Their relationship with their home institutions in Ukraine is varied.

“We have seen that researchers don’t want to abandon their Ukrainian employment,” says Iryna Degtyarova, a co-author of the survey report. She works at the SGH Warsaw School of Economics, Poland, in a role created since the war began, building links between the school and Ukrainian universities. “They are not typical refugees who have burned their bridges. It makes a huge difference that the threat is not from within their country: they have a completely different mindset.”

The survey found that around one-third were continuing their work in Ukraine remotely. But 30% reported that there were tensions with some home institutions, for example because the institution had told absent teaching staff to return or lose their jobs. And although 42% said they would return to Ukraine if the war ended within a few months, equal proportions of the remainder said they would not return or didn’t know what they would do.

The important thing, says Degtyarova, is to keep Ukrainians abroad connected to their work back home.

For some, ties have already loosened. Olena Prysiazhna, a 35-year-old specialist in plasma physics who was at the National University of Kyiv, has left Ukrainian science — at least for now — after her Kyiv contract lapsed when she couldn’t get back in time to renew it. She had fled with her mother, younger sister (a physics postgraduate student) and their dog, after a missile landed in their neighbour’s back garden. When Nature spoke to Prysiazhna last April (see Nature 605, 414–416; 2022), the family was in the Netherlands recovering from the ordeal, and both sisters were looking for scientific work.

Ukrainian plasma physicist Olena Prysiazhna is now in the Netherlands, at a research facility there.

Plasma physicist Olena Prysiazhna left Ukraine and is now working in Japan.Credit: Ilvy Njiokiktjien/VII Photo

Now, through a contact she had previously made at a conference, Prysiazhna has a part-time job at Sojo University in Kumamoto, Japan, in a different field of plasma physics. “It’s hard to be alone,” she says, saying that she checks Facebook every morning to make sure her old friends and colleagues in Ukraine are still alive. “But war has changed me. You become more brave and resilient,” she says. “If someone had told me a year ago I would go to Japan on my own I would not have believed them. But I had no fear.”
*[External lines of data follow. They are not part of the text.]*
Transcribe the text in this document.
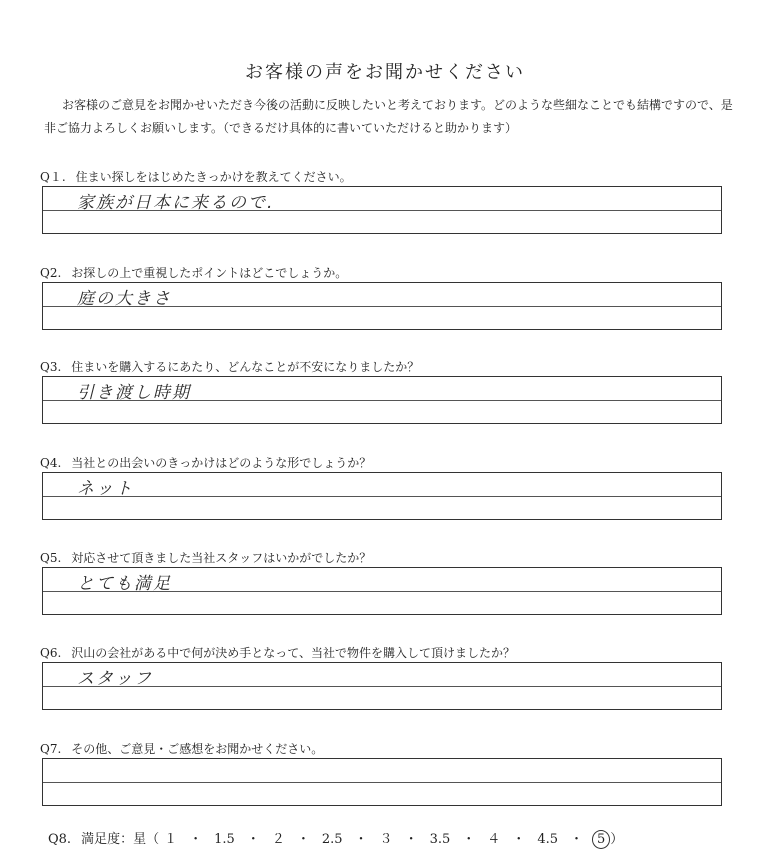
お客様の声をお聞かせください

お客様のご意見をお聞かせいただき今後の活動に反映したいと考えております。どのような些細なことでも結構ですので、是非ご協力よろしくお願いします。（できるだけ具体的に書いていただけると助かります）

Q１. 住まい探しをはじめたきっかけを教えてください。

家族が日本に来るので.

Q2. お探しの上で重視したポイントはどこでしょうか。

庭の大きさ

Q3. 住まいを購入するにあたり、どんなことが不安になりましたか？

引き渡し時期

Q4. 当社との出会いのきっかけはどのような形でしょうか？

ネット

Q5. 対応させて頂きました当社スタッフはいかがでしたか？

とても満足

Q6. 沢山の会社がある中で何が決め手となって、当社で物件を購入して頂けましたか？

スタッフ

Q7. その他、ご意見・ご感想をお聞かせください。

Q8. 満足度：星（ １ ・ 1.5 ・ ２ ・ 2.5 ・ ３ ・ 3.5 ・ ４ ・ 4.5 ・ 5 ）
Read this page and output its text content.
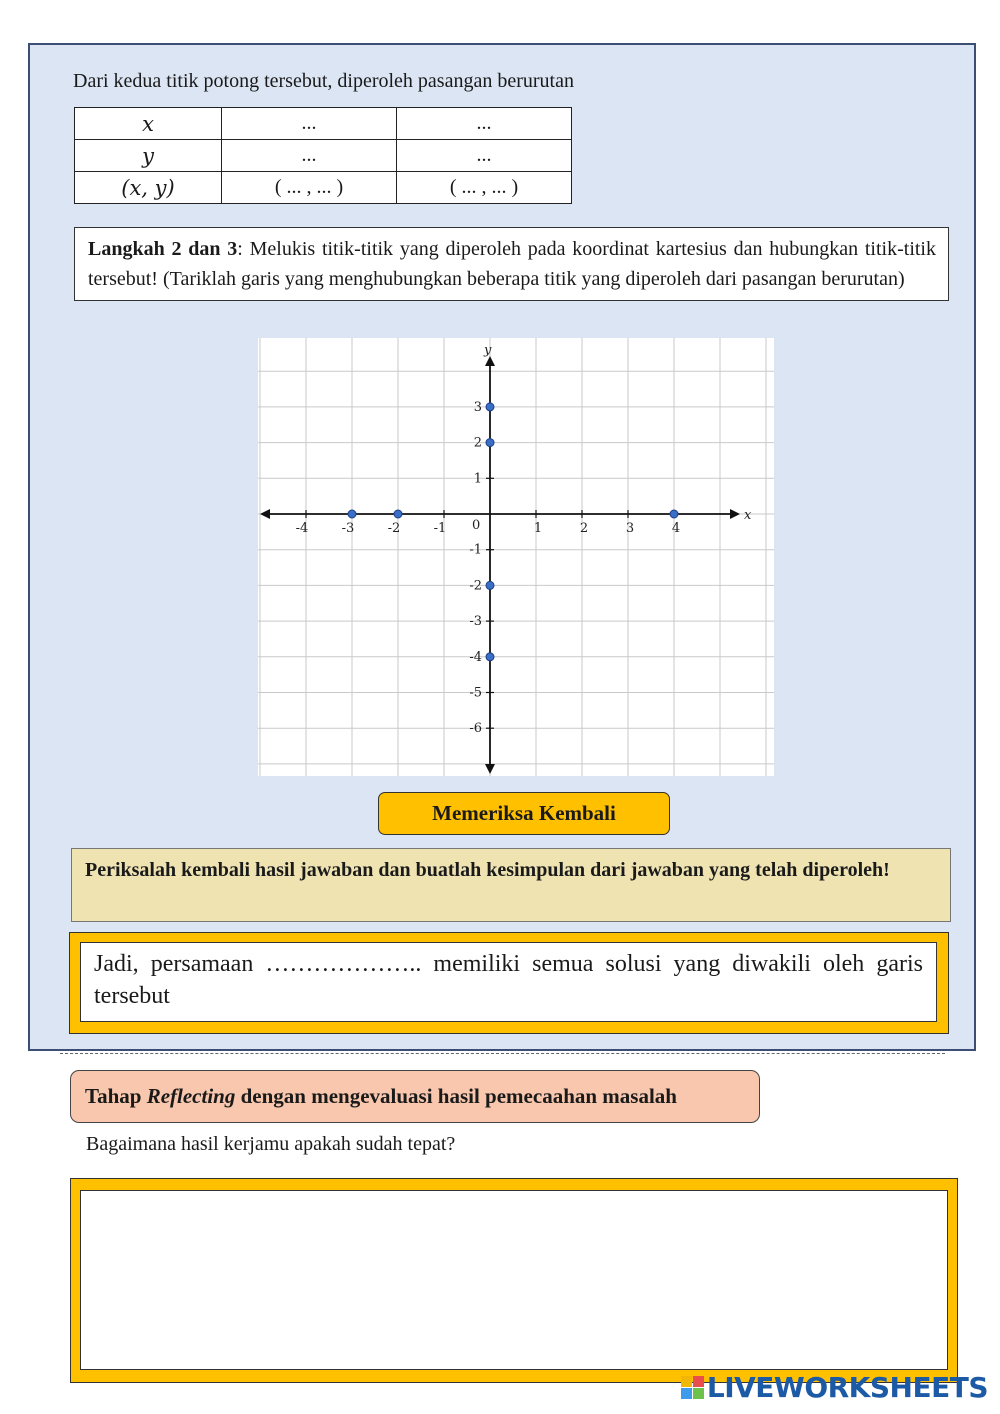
Dari kedua titik potong tersebut, diperoleh pasangan berurutan
x	...	...
y	...	...
(x, y)	( ... , ... )	( ... , ... )
Langkah 2 dan 3: Melukis titik-titik yang diperoleh pada koordinat kartesius dan hubungkan titik-titik tersebut! (Tariklah garis yang menghubungkan beberapa titik yang diperoleh dari pasangan berurutan)
x
y
0
-4	-3	-2	-1	1	2	3	4
3
2
1
-1
-2
-3
-4
-5
-6
Memeriksa Kembali
Periksalah kembali hasil jawaban dan buatlah kesimpulan dari jawaban yang telah diperoleh!
Jadi, persamaan ……………….. memiliki semua solusi yang diwakili oleh garis tersebut
Tahap Reflecting dengan mengevaluasi hasil pemecaahan masalah
Bagaimana hasil kerjamu apakah sudah tepat?
LIVEWORKSHEETS
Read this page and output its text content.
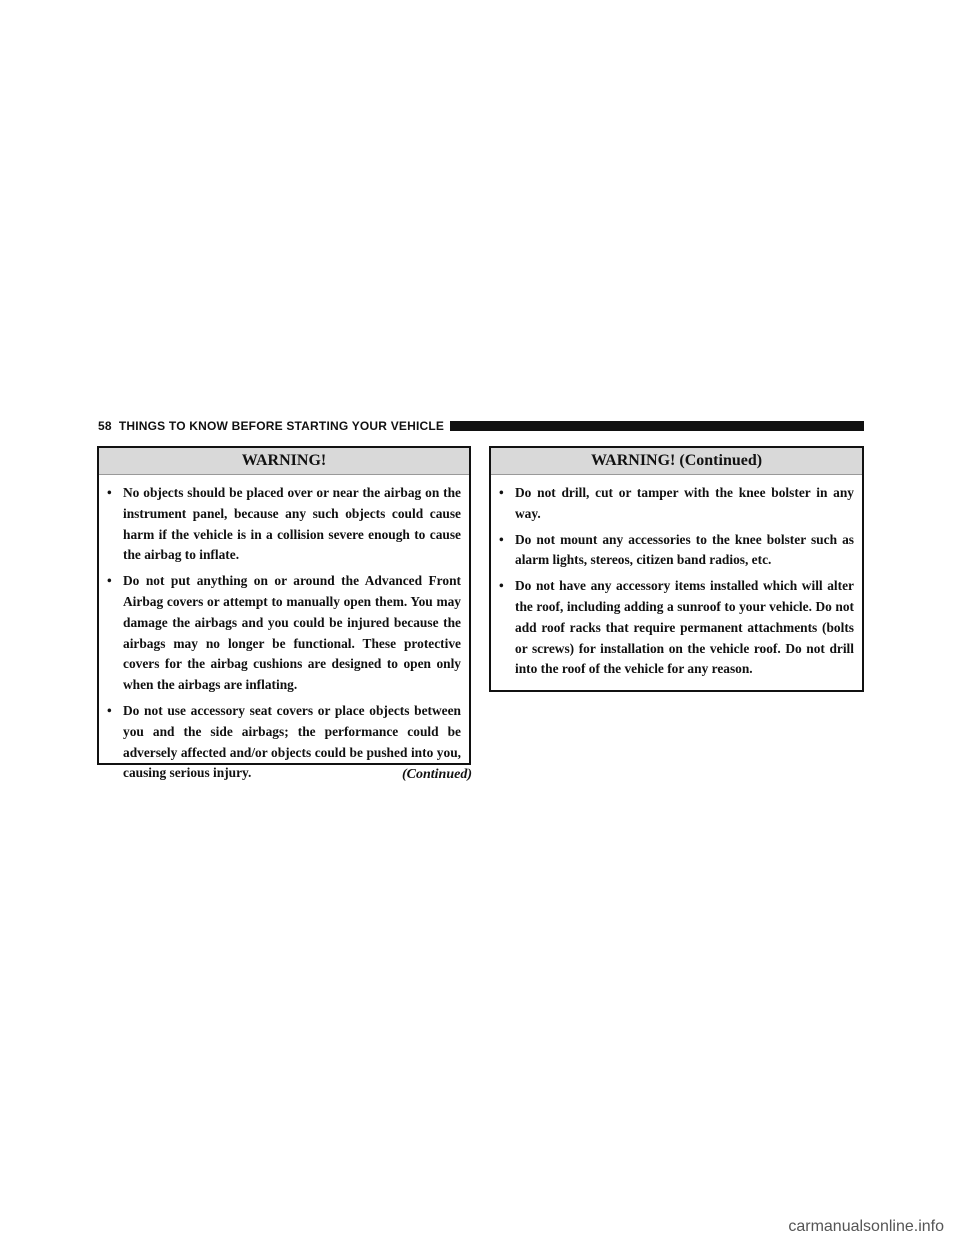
58 THINGS TO KNOW BEFORE STARTING YOUR VEHICLE
WARNING!
• No objects should be placed over or near the airbag on the instrument panel, because any such objects could cause harm if the vehicle is in a collision severe enough to cause the airbag to inflate.
• Do not put anything on or around the Advanced Front Airbag covers or attempt to manually open them. You may damage the airbags and you could be injured because the airbags may no longer be functional. These protective covers for the airbag cushions are designed to open only when the airbags are inflating.
• Do not use accessory seat covers or place objects between you and the side airbags; the performance could be adversely affected and/or objects could be pushed into you, causing serious injury.	(Continued)
WARNING! (Continued)
• Do not drill, cut or tamper with the knee bolster in any way.
• Do not mount any accessories to the knee bolster such as alarm lights, stereos, citizen band radios, etc.
• Do not have any accessory items installed which will alter the roof, including adding a sunroof to your vehicle. Do not add roof racks that require permanent attachments (bolts or screws) for installation on the vehicle roof. Do not drill into the roof of the vehicle for any reason.
carmanualsonline.info
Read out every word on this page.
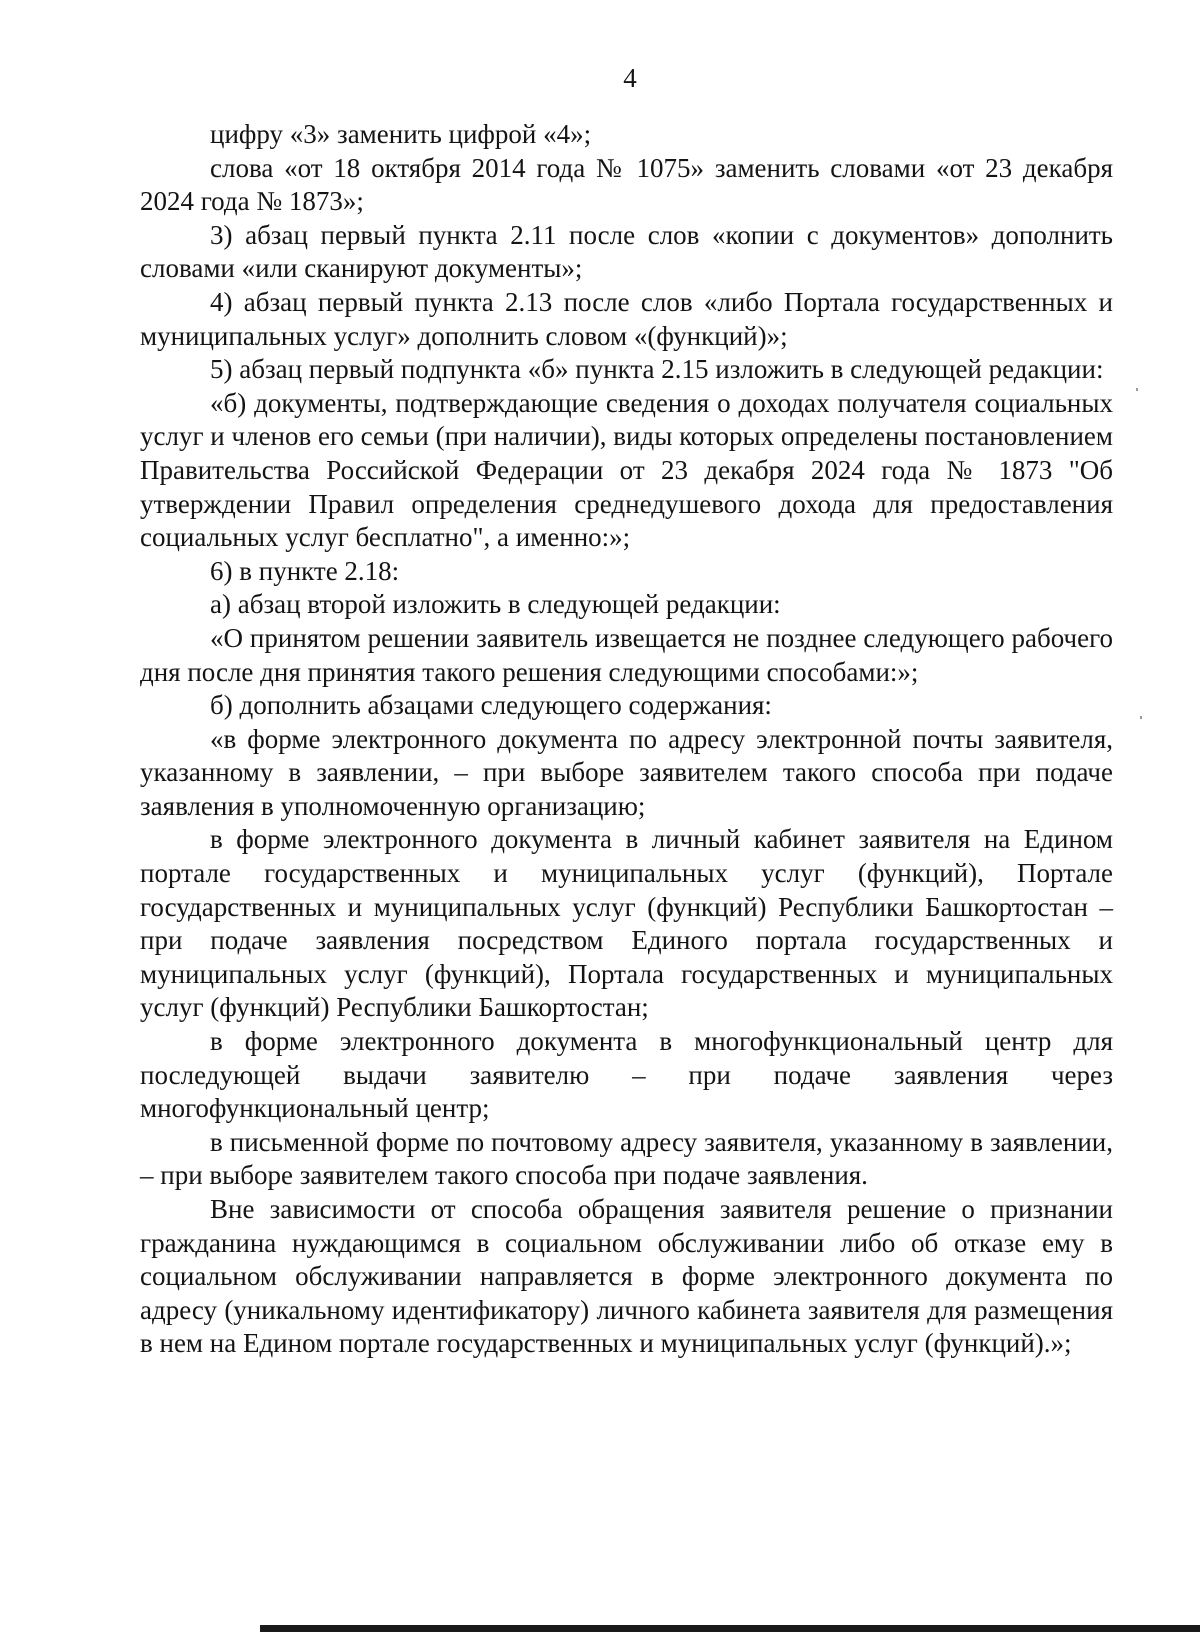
4

цифру «3» заменить цифрой «4»;

слова «от 18 октября 2014 года № 1075» заменить словами «от 23 декабря 2024 года № 1873»;

3) абзац первый пункта 2.11 после слов «копии с документов» дополнить словами «или сканируют документы»;

4) абзац первый пункта 2.13 после слов «либо Портала государственных и муниципальных услуг» дополнить словом «(функций)»;

5) абзац первый подпункта «б» пункта 2.15 изложить в следующей редакции:

«б) документы, подтверждающие сведения о доходах получателя социальных услуг и членов его семьи (при наличии), виды которых определены постановлением Правительства Российской Федерации от 23 декабря 2024 года № 1873 "Об утверждении Правил определения среднедушевого дохода для предоставления социальных услуг бесплатно", а именно:»;

6) в пункте 2.18:

а) абзац второй изложить в следующей редакции:

«О принятом решении заявитель извещается не позднее следующего рабочего дня после дня принятия такого решения следующими способами:»;

б) дополнить абзацами следующего содержания:

«в форме электронного документа по адресу электронной почты заявителя, указанному в заявлении, – при выборе заявителем такого способа при подаче заявления в уполномоченную организацию;

в форме электронного документа в личный кабинет заявителя на Едином портале государственных и муниципальных услуг (функций), Портале государственных и муниципальных услуг (функций) Республики Башкортостан – при подаче заявления посредством Единого портала государственных и муниципальных услуг (функций), Портала государственных и муниципальных услуг (функций) Республики Башкортостан;

в форме электронного документа в многофункциональный центр для последующей выдачи заявителю – при подаче заявления через многофункциональный центр;

в письменной форме по почтовому адресу заявителя, указанному в заявлении, – при выборе заявителем такого способа при подаче заявления.

Вне зависимости от способа обращения заявителя решение о признании гражданина нуждающимся в социальном обслуживании либо об отказе ему в социальном обслуживании направляется в форме электронного документа по адресу (уникальному идентификатору) личного кабинета заявителя для размещения в нем на Едином портале государственных и муниципальных услуг (функций).»;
Prysiazhna assumes she will eventually return to Ukraine, although her family’s home is damaged, as her mother found on a brief return visit. Prysiazhna’s mother and sister, and the dog, now share a room in a converted holiday camp in the Netherlands. Her sister, who had almost finished her PhD when she left Ukraine, is trying to find a way to defend her thesis and is working for a logistics company.

Komarov’s worry is that scientists in Prysiazhna’s position — young and with few ties — might never return. But Rose, who studies phenomena such as brain drain, disagrees.

“Irrespective of whether people are refugees, irrespective of whether they return or not,” he says, “these fears of brain drain are not substantiated. Most people return and then they bring new ideas back. But even when they don’t return, they still pass on knowledge and insight to people who are still there. Even this way there is knowledge sharing.”

Whether the aid is inside or outside the country, Rose, Bondar and others are convinced that, out of the horrors of the Russian invasion, there could emerge a web of connections with Western science that will help Ukraine — if it wins the war — to rebuild and reform its science, and build a future more closely allied with Europe.

Komarov and Minakova both want to keep Ukrainian science strong now, so that the research community can make rapid gains when the war ends. Minakova sees her research as crucial to this effort. Her team and Bondar’s have just won a grant from the US Embassy in Kyiv to fund the education of master’s students in the science, technology, policy and business of solar power.

“The war will stop and then we will need to be good specialists in alternative energy,” she says. “We are going to rebuild our country and our campuses and I hope the world will help us.”